My HeyDay

Sometimes I think it is my mission to bring faith to the faithless, and doubt to the faithful


Reflections about Development Aid

"Philanthropy can appeal to people who want to be loved more than they want to make a difference", writes Jacqueline Novogratz , after many years wandering through Africa, continent where she arrived as a naive aid-idealist. And after facing during decades the limits, contradictions and corruption plaguing development aid, evolved to an aid-realist - at least avoiding to become another aid-cynical.

Novogratz also says many other interesting truths:

"It is so often the people who know the greatest suffering--the poor and most vulnerable--who are the most resilient, the ones able to derive happiness and shared joy from the simplest pleasures", and continues in a pessimistic tone, "That same resilience, however, can manifest itself in passivity, fatalism, a resignation to the difficulties of life that allows injustice and inequity to strengthen and grow..."

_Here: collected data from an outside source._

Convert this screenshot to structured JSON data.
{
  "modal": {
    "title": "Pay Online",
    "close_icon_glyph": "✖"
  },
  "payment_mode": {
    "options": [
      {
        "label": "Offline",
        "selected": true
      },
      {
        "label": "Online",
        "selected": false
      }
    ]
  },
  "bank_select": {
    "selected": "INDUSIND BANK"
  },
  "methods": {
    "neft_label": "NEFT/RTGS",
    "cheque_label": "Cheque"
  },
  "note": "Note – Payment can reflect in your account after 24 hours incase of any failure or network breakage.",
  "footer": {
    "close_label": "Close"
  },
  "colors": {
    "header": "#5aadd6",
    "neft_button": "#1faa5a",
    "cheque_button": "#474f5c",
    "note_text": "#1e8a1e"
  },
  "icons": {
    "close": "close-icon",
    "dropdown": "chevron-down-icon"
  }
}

Aid agencies and organizations are frequently more doing experiments -and failing- than being effective. Add that there is no accountability for their actions, and the flux of knowledge between them is overrun by competition and egos. Said that, things may and should change in the way they operate... or they should disappear. Critical is how knowledge is shared and managed. For this reason, I am pretty optimistic with this new initiative from the social entrepreneurs of Ashoka, in order to solve the chronic ineffectiveness of development aid: in Changemakers.com they collectively look at social problems and discuss and propose actions to solve it, one problem at a time. This is a good start, coming from below.